Cerebras Challenges Nvidia with Launch of World’s Fastest AI Inference Service

Why Trust Techopedia
Key Takeaways

  • Cerebras Systems introduces "Cerebras Inference," claiming it's 20 times faster than Nvidia's Hopper chips at AI inference.
  • The new service is based on the CS-3 chip, the size of a dinner plate.
  • The company aims to disrupt Nvidia's stronghold in the AI chip market.

Cerebras Systems has launched what it claims is the world’s fastest AI inference service, directly challenging industry leader Nvidia.

Cerebras Systems is a Silicon Valley-based AI computing startup, and its new “Cerebras Inference” platform is based on its CS-3 chip. It is now available in the cloud and as part of computing systems that data center operators can purchase and run independently.

Cerebras Inference Performance and Architecture

In an August 27 press release, Cerebras said its new platform delivers performance that is 20 times faster than Nvidia’s current generation of Hopper chips for AI inference tasks.

The company references evaluations conducted by Artificial Analysis, a benchmarking firm, to validate its performance claims.

The CS-3 chip, the size of a dinner plate, employs a unique architecture that integrates memory directly into the chip wafer, unlike the separate high-bandwidth memory chip used by Nvidia. 

AI inference involves a trained machine learning model evaluating new data and drawing conclusions without relying on specific examples. It’s different from data training in that AI data training builds on it by equipping models to generate precise inferences.

According to Verified Market Research, the AI inference chip market is booming, valued at $15.8 billion in 2023 and expected to reach $90.6 billion by 2030. This rapid growth reflects the increasing adoption of AI inference across industries and applications.

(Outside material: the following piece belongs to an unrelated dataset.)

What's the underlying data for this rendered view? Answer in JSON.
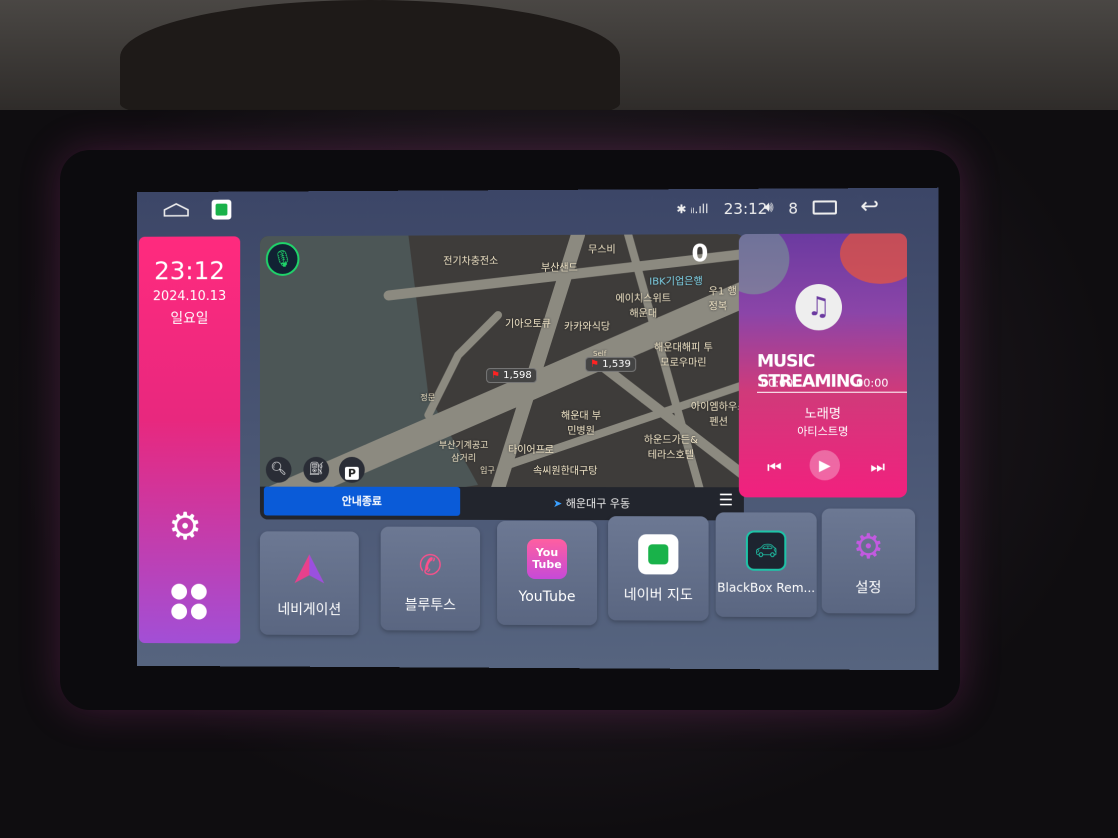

Cerebras’ innovative CS-3 chip is at the forefront of this trend, delivering exceptional performance for AI inference workloads. Specifically, it can process 1,800 tokens per second for the open-source Llama 3.1 8B model and 450 tokens per second for the larger Llama 3.1 70B model. 

Micah Hill-Smith, co-founder and CEO of Artificial Analysis Inc., confirmed that these models running on Cerebras Inference achieve “quality evaluation results” that align with Meta’s official versions.

In addition to its performance claims, Cerebras is positioning its service as a cost-effective alternative to existing solutions. The company states that its service starts at just 10 cents per million tokens, which it claims equals 100 times higher price performance for AI inference workloads.

Cerebras CEO Andrew Feldman emphasized the company’s strategy, stating, “The way you beat the 800-pound gorilla is by bringing a vastly better product to market.” He went on to claim Cerebras is already taking customers from Nvidia.

Industry Context and Nvidia AI Competition

Cerebras is part of a group of smaller companies, including Groq, aiming to capture a portion of the multibillion-dollar AI chip market currently dominated by Nvidia. These companies are capitalizing on the growing demand for AI inference capabilities, which are essential for powering applications like ChatGPT and Google’s Gemini.

While Nvidia’s Hopper GPUs have become a highly demanded commodity for training top AI models, Cerebras and its competitors focus on more specialized chips designed to run these models efficiently.

Notably, the AI chip startup landscape continues to see significant activity, with Groq, another AI inference competitor, raising $640 million this month at a $2.8 billion valuation

However, the sector is not without its challenges, as evidenced by chipmaker Graphcore’s recent acquisition by SoftBank for less than the total venture capital it had raised since its founding.

Similarly, the launch of Cerebras Inference represents a significant development in the AI computing landscape. 

As demand for AI inference capabilities continues to grow, particularly for real-time and high-volume applications, Cerebras’ solution could potentially disrupt the market.